Efficacy and Safety of Efgartigimod for Patients With Myasthenia Gravis in a Real‐World Cohort of 77 Patients
Sijia Hao, Zhe Ruan, Rongjing Guo, Qingqing Wang, Xiaoxi Huang, Chao Sun, Huanhuan Li, Ting Gao, Yonglan Tang, Xiangqi Cao, Yu Liu, Zhuyi Li, Ting Chang
Abstract
AIMS: Efgartigimod, a first-in-class neonatal Fc receptor antagonist, is approved for generalized myasthenia gravis (gMG). Its safety and efficacy across MG subtypes remain unclear. METHODS: This single-center real-world study (September 2023-July 2024) analyzed patients from an MG registry study in China. The primary efficacy outcome is the mean MG-ADL score changes from baseline at weeks 4, 8, and 12, analyzed via generalized estimating equations. Safety was assessed by adverse events.

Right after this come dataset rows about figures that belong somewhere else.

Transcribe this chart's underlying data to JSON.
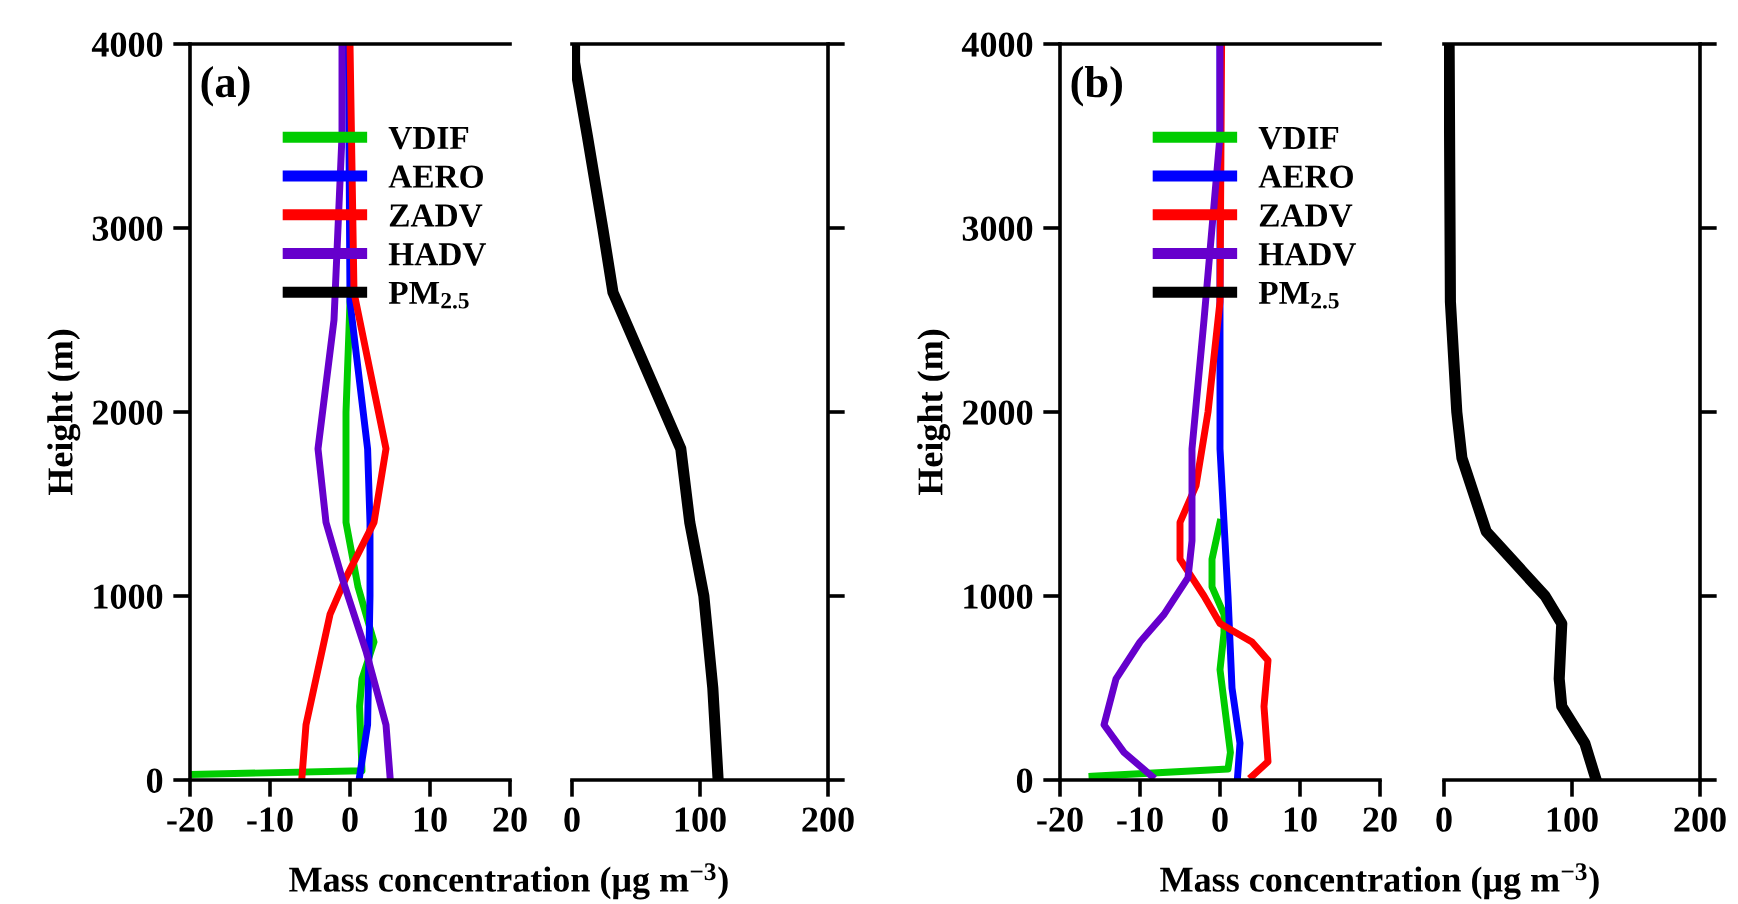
{
  "chart_data": [
    {
      "type": "line",
      "annotations": [
        "(a)"
      ],
      "xlabel": "Mass concentration (μg m$^{−3}$)",
      "ylabel": "Height (m)",
      "xlim": [
        -20,
        20
      ],
      "xticks": [
        -20,
        -10,
        0,
        10,
        20
      ],
      "ylim": [
        0,
        4000
      ],
      "yticks": [
        0,
        1000,
        2000,
        3000,
        4000
      ],
      "legend": "top right",
      "grid": false,
      "series": [
        {
          "name": "VDIF",
          "color": "#00cc00",
          "x": [
            -20,
            1.5,
            1.2,
            1.5,
            3,
            1,
            -0.5,
            -0.5,
            0
          ],
          "values": [
            30,
            50,
            400,
            550,
            750,
            1050,
            1400,
            2000,
            2600
          ]
        },
        {
          "name": "AERO",
          "color": "#0000ff",
          "x": [
            1.2,
            2.2,
            2.5,
            2.5,
            2.2,
            0,
            -0.2
          ],
          "values": [
            20,
            300,
            1000,
            1400,
            1800,
            2600,
            4000
          ]
        },
        {
          "name": "ZADV",
          "color": "#ff0000",
          "x": [
            -6,
            -5.5,
            -4,
            -2.5,
            -0.5,
            3,
            4.5,
            0.5,
            0
          ],
          "values": [
            20,
            300,
            600,
            900,
            1100,
            1400,
            1800,
            2650,
            4000
          ]
        },
        {
          "name": "HADV",
          "color": "#6600cc",
          "x": [
            5,
            4.5,
            2,
            -1,
            -3,
            -4,
            -2,
            -1,
            -1
          ],
          "values": [
            20,
            300,
            700,
            1100,
            1400,
            1800,
            2500,
            3500,
            4000
          ]
        }
      ]
    },
    {
      "type": "line",
      "xlim": [
        0,
        200
      ],
      "xticks": [
        0,
        100,
        200
      ],
      "ylim": [
        0,
        4000
      ],
      "yticks": [
        0,
        1000,
        2000,
        3000,
        4000
      ],
      "tick_labels": "x",
      "grid": false,
      "series": [
        {
          "name": "PM$_{2.5}$",
          "color": "#000000",
          "x": [
            114,
            110,
            103,
            92,
            85,
            32,
            24,
            12,
            2,
            2
          ],
          "values": [
            20,
            500,
            1000,
            1400,
            1800,
            2650,
            3000,
            3500,
            3900,
            4000
          ]
        }
      ]
    },
    {
      "type": "line",
      "annotations": [
        "(b)"
      ],
      "xlabel": "Mass concentration (μg m$^{−3}$)",
      "ylabel": "Height (m)",
      "xlim": [
        -20,
        20
      ],
      "xticks": [
        -20,
        -10,
        0,
        10,
        20
      ],
      "ylim": [
        0,
        4000
      ],
      "yticks": [
        0,
        1000,
        2000,
        3000,
        4000
      ],
      "legend": "top right",
      "grid": false,
      "series": [
        {
          "name": "VDIF",
          "color": "#00cc00",
          "x": [
            -16,
            1,
            1.3,
            0,
            0.5,
            0.5,
            -1,
            -1,
            0
          ],
          "values": [
            20,
            60,
            150,
            600,
            800,
            900,
            1050,
            1200,
            1400
          ]
        },
        {
          "name": "AERO",
          "color": "#0000ff",
          "x": [
            2.2,
            2.5,
            1.5,
            1,
            0,
            0
          ],
          "values": [
            20,
            200,
            500,
            1000,
            1800,
            4000
          ]
        },
        {
          "name": "ZADV",
          "color": "#ff0000",
          "x": [
            4,
            6,
            5.5,
            6,
            4,
            0,
            -2,
            -5,
            -5,
            -3,
            -1.5,
            0,
            0.2
          ],
          "values": [
            20,
            100,
            400,
            650,
            750,
            850,
            1000,
            1200,
            1400,
            1600,
            2000,
            2600,
            4000
          ]
        },
        {
          "name": "HADV",
          "color": "#6600cc",
          "x": [
            -8.5,
            -12,
            -14.5,
            -13,
            -10,
            -7,
            -4,
            -3.5,
            -3.5,
            -2,
            0,
            0
          ],
          "values": [
            20,
            150,
            300,
            550,
            750,
            900,
            1100,
            1300,
            1800,
            2500,
            3500,
            4000
          ]
        }
      ]
    },
    {
      "type": "line",
      "xlim": [
        0,
        200
      ],
      "xticks": [
        0,
        100,
        200
      ],
      "ylim": [
        0,
        4000
      ],
      "yticks": [
        0,
        1000,
        2000,
        3000,
        4000
      ],
      "tick_labels": "x",
      "grid": false,
      "series": [
        {
          "name": "PM$_{2.5}$",
          "color": "#000000",
          "x": [
            118,
            110,
            92,
            90,
            92,
            79,
            33,
            14,
            10,
            5,
            4
          ],
          "values": [
            20,
            200,
            400,
            550,
            850,
            1000,
            1350,
            1750,
            2000,
            2600,
            4000
          ]
        }
      ]
    }
  ]
}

RESULTS: Among 77 patients (mean age 56.1 ± 15.2 years; 59.7% male), 76 completed at least one treatment cycle (20 completed 2 cycles; 1 completed 3 cycles). After efgartigimod treatment, MG-ADL scores decreased significantly by week 4 (mean difference -6.4, 95% CI -7.2 to -5.6, p < 0.001), sustaining through week 12 (-6.9, -7.8 to -6.1, p < 0.001). After the second cycle, MG-ADL scores at week 12 trended lower than the first cycle (mean difference: -0.8, 95% CI: -2.0 to -0.5, p = 0.061). Efficacy was consistent across MGFA classes and thymoma status. In refractory patients, efgartigimod reduced MG-ADL scores (p < 0.001). Adverse events occurred in 3.9% (3/77). CONCLUSION: Efgartigimod safely improved MG-ADL scores and reduced steroid use across MG subtypes, with sustained efficacy through multiple treatment cycles. These findings support its potential when conventional therapies fail.